Aquí no se fía

Iberia y el fariseísmo del Gobierno

Resulta cuanto menos paradójico que un Gobierno trufado de supuestos liberales se inmiscuya sin recato en la gestión de una empresa privada, como Iberia, que lucha por sobrevivir al naufragio general de la industria aérea. Una industria que se ha visto zarandeada durante los últimos años por la endémica inestabilidad de los precios del petróleo, por la irrupción de las compañías de bajo coste y por el notable retroceso de la demanda derivado de la crisis económica. Problemas todos ellos a los que las aerolíneas tradicionales, en España y fuera de España, han tenido que hacer frente con el pesado lastre de unas estructuras sobredimensionadas y obsoletas, a duras penas soportables incluso en los ya lejanos tiempos de bonanza.

Para no afrontar el incierto futuro en solitario, los grandes operadores han sellado complejas alianzas, casi siempre con otros de menor tamaño, en busca de ahorros y también de mercados adicionales. Sólo en Europa, este proceso de concentración dio lugar, por ejemplo, a la compra de Austrian Airlines y Swiss Air por Lufthansa, y de la holandesa KLM por Air France. En Estados Unidos, donde la navegación aérea sufrió su particular vía crucis tras los atentados terroristas del 11-S, las fusiones llegaron al punto de inducir un cambio en el liderazgo mundial, del que fue desposeído Delta en 2010 como consecuencia del sonado matrimonio entre United Airlines y Continental.

Precisamente ese mismo año, después de interminables negociaciones, British Airways e Iberia sentaron las bases para constituir International Air Group (IAG), holding al que desde entonces corresponde la propiedad y el control de ambas compañías. Por cierto que aquel acuerdo fue apoyado con entusiasmo por el gobierno regional de Madrid, que a la sazón presidía Esperanza Aguirre, pues llevaba aparejado el refuerzo del aeropuerto de Barajas, uno de los principales motores económicos de la comunidad.

Que la fusión con British era el punto de partida para importantes cambios en la antigua aerolínea española de bandera no pasaba inadvertido a nadie y de ahí las reticencias con que fue acogida por algunos colectivos de Iberia. Una de las novedades fue la creación de Iberia Express para la explotación de rutas de corto y medio radio a precios más competitivos, imposibles de asumir con los costes estructurales de la matriz.

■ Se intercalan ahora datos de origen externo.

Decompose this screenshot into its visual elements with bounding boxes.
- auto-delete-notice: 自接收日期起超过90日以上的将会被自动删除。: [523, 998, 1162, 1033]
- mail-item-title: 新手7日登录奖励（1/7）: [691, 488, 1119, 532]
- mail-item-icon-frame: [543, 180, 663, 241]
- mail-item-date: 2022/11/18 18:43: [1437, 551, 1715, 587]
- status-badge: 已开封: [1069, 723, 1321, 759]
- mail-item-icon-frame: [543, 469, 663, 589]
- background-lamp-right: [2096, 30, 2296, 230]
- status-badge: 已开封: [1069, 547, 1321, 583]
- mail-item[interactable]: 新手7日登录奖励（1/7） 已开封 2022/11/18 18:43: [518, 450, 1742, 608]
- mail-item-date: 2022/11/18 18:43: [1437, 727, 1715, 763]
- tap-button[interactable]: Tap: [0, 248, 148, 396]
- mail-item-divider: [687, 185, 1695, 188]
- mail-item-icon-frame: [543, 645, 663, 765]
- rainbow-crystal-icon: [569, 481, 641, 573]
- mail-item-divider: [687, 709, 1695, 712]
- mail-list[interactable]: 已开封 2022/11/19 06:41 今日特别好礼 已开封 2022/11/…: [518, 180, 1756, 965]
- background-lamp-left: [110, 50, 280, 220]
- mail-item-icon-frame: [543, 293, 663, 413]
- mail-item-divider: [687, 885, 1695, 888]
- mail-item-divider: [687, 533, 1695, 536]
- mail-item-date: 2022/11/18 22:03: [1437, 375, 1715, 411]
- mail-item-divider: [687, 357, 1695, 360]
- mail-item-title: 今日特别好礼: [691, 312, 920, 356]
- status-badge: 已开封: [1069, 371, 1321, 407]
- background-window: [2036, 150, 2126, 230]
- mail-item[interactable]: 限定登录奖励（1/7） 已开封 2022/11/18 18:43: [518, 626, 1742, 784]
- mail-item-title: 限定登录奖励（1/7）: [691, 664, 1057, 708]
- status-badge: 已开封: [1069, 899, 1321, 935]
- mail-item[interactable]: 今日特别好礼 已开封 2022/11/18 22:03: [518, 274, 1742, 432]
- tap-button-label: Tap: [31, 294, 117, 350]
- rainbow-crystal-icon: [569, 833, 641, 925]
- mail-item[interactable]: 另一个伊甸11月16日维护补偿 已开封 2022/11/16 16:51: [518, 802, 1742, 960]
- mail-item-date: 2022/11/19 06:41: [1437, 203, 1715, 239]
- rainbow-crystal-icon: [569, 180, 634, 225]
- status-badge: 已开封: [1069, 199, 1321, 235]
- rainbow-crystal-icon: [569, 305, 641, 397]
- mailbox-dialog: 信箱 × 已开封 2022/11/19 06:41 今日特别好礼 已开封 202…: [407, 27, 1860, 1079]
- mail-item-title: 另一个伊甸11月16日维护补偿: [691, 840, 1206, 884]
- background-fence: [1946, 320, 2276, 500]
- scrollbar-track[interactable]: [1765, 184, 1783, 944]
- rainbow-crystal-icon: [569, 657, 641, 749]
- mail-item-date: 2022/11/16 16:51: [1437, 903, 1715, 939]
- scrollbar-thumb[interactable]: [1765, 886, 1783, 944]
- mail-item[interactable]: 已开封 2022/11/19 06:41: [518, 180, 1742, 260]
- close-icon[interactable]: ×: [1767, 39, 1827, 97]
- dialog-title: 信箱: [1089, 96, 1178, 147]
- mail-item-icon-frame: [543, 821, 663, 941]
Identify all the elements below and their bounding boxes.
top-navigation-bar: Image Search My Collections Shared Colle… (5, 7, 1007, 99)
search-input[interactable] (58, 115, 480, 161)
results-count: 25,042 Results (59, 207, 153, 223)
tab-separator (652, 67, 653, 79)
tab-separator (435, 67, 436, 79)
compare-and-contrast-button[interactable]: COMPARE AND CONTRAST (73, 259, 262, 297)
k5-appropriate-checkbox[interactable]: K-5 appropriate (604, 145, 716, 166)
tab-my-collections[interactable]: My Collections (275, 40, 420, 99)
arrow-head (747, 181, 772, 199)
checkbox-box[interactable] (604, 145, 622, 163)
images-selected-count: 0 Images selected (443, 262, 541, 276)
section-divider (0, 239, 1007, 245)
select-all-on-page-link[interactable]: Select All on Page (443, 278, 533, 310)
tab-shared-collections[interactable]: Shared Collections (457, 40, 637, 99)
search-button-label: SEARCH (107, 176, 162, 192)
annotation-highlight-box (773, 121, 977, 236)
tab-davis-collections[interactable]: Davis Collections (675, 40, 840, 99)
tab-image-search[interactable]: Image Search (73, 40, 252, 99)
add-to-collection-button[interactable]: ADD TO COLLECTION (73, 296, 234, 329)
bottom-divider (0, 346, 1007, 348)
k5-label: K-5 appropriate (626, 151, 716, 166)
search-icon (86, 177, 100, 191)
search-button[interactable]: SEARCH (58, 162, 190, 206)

La iniciativa puso en pie de guerra a buena parte de los trabajadores, en particular los pilotos, temerosos de un progresivo vaciamiento de la actividad de Iberia a favor de su filial, donde las condiciones laborales son mucho peores.

Aún sin resolver ese conflicto, la dirección anunció hace pocas semanas un plan de ajuste que incluye 4.500 despidos y que fue respondido con la convocatoria de varias jornadas de huelga en plenas fechas navideñas. Para justificar sus pretensiones, Iberia aludió a graves problemas de viabilidad, fruto de que sólo 10 de las 64 rutas que explota actualmente son rentables. Suprimir las más deficitarias es otro de los objetivo del plan, que prevé la suspensión de algunos vuelos a Latinoamérica, como los que enlazan Madrid con Santo Domingo y La Habana.

Ante el impacto social y en la imagen de la marca España que el repliegue de Iberia entrañaría, el Gobierno la ha emprendido contra la dirección, haciendo gala de una dosis intolerable de fariseísmo. Primero, porque la brutal reducción de plantilla no es ajena a las facilidades que, gracias a Rajoy y su reforma laboral, hoy existen en nuestro país para el despido. Y, en segundo lugar, porque fue otro Gobierno del PP el que sacó a Iberia de la órbita del Estado, dentro del programa de privatizaciones impulsado por Aznar. ¿Acaso entonces Iberia no era estratégica. Y, si lo era, ¿por qué la vendieron?